Eye contact plays a crucial role in communication and is a powerful social signal. Looking someone in the eye automatically sends a signal to the other person that your attention is focused on him or her. If the other person happens to look back, you engage in eye contact, and a channel for interaction is opened.
Prior research suggests that eye contact triggers patterns of brain activity connected to “approach” motivation, while seeing another person with his or her gaze averted triggers brain activity associated with “avoidance” motivation. This suggests that another person’s attention is something important and desirable. And yet many people find that being the focus of someone’s gaze is uncomfortable, and some may even experience high levels of anxiety.

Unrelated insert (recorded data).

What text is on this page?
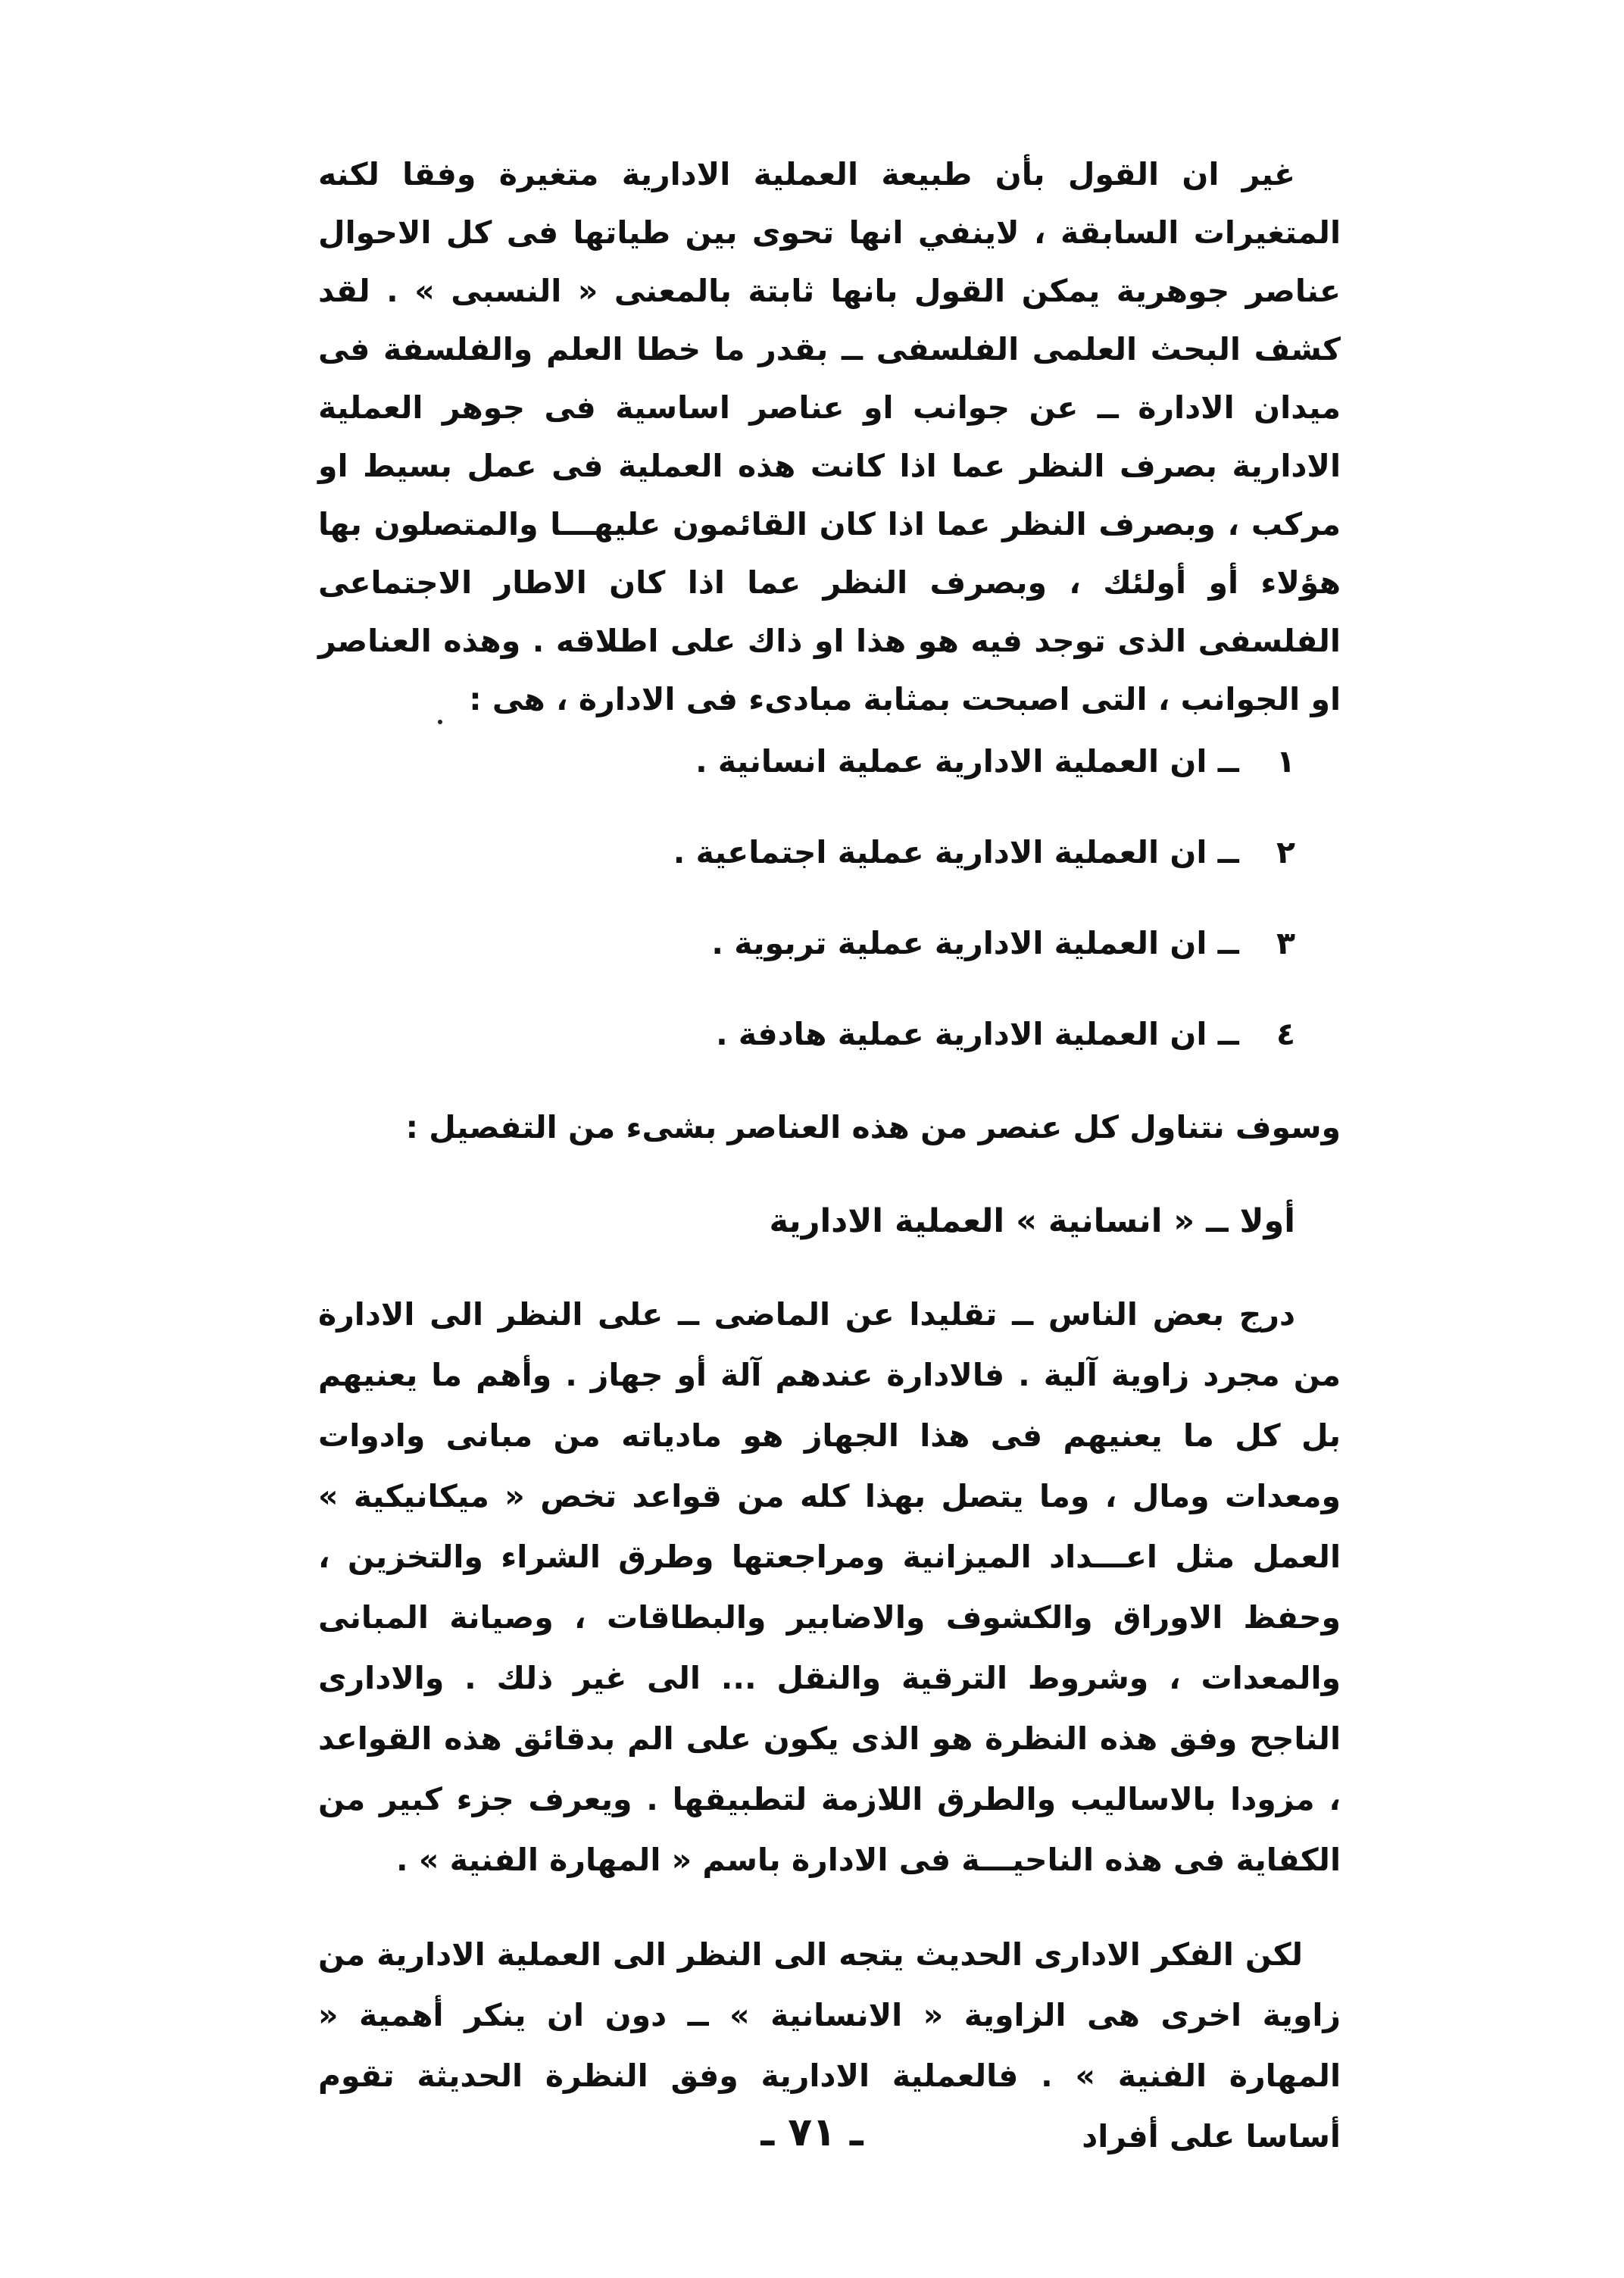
غير ان القول بأن طبيعة العملية الادارية متغيرة وفقا لكنه المتغيرات السابقة ، لاينفي انها تحوى بين طياتها فى كل الاحوال عناصر جوهرية يمكن القول بانها ثابتة بالمعنى « النسبى » . لقد كشف البحث العلمى الفلسفى ــ بقدر ما خطا العلم والفلسفة فى ميدان الادارة ــ عن جوانب او عناصر اساسية فى جوهر العملية الادارية بصرف النظر عما اذا كانت هذه العملية فى عمل بسيط او مركب ، وبصرف النظر عما اذا كان القائمون عليهـــا والمتصلون بها هؤلاء أو أولئك ، وبصرف النظر عما اذا كان الاطار الاجتماعى الفلسفى الذى توجد فيه هو هذا او ذاك على اطلاقه . وهذه العناصر او الجوانب ، التى اصبحت بمثابة مبادىء فى الادارة ، هى :
١ ــ ان العملية الادارية عملية انسانية .
٢ ــ ان العملية الادارية عملية اجتماعية .
٣ ــ ان العملية الادارية عملية تربوية .
٤ ــ ان العملية الادارية عملية هادفة .
وسوف نتناول كل عنصر من هذه العناصر بشىء من التفصيل :
أولا ــ « انسانية » العملية الادارية
درج بعض الناس ــ تقليدا عن الماضى ــ على النظر الى الادارة من مجرد زاوية آلية . فالادارة عندهم آلة أو جهاز . وأهم ما يعنيهم بل كل ما يعنيهم فى هذا الجهاز هو مادياته من مبانى وادوات ومعدات ومال ، وما يتصل بهذا كله من قواعد تخص « ميكانيكية » العمل مثل اعـــداد الميزانية ومراجعتها وطرق الشراء والتخزين ، وحفظ الاوراق والكشوف والاضابير والبطاقات ، وصيانة المبانى والمعدات ، وشروط الترقية والنقل ... الى غير ذلك . والادارى الناجح وفق هذه النظرة هو الذى يكون على الم بدقائق هذه القواعد ، مزودا بالاساليب والطرق اللازمة لتطبيقها . ويعرف جزء كبير من الكفاية فى هذه الناحيـــة فى الادارة باسم « المهارة الفنية » .
لكن الفكر الادارى الحديث يتجه الى النظر الى العملية الادارية من زاوية اخرى هى الزاوية « الانسانية » ــ دون ان ينكر أهمية « المهارة الفنية » . فالعملية الادارية وفق النظرة الحديثة تقوم أساسا على أفراد
ـ ٧١ ـ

For the new study, the researchers set out to determine what lies underneath these individual psychological differences. Does personality modulate how a person reacts to eye contact? Can this difference be measured by brain activity?
“In order to test this hypothesis, we conducted an experiment where the participants’ electrical brain activity was recorded while they were looking at another person who was either making eye contact or had her gaze averted to the side. We had assessed the participants’ personality with a personality test in advance,” said researcher Helen Uusberg.
The findings revealed that personality does indeed help determine how one’s brain will react to attention from another person. In participants who scored low in neuroticism, situations of eye contact triggered brain activity linked to ‘approach’ motivation. Neuroticism is the personality dimension related to anxiety and self-consciousness.
However, if the participant scored high on neuroticism, the eye contact triggered more ‘avoidance’ brain activity patterns. The neurotic participants also wanted to look at the other person with a direct gaze for shorter periods of time and experienced more pleasant feelings when they saw a person with an averted gaze.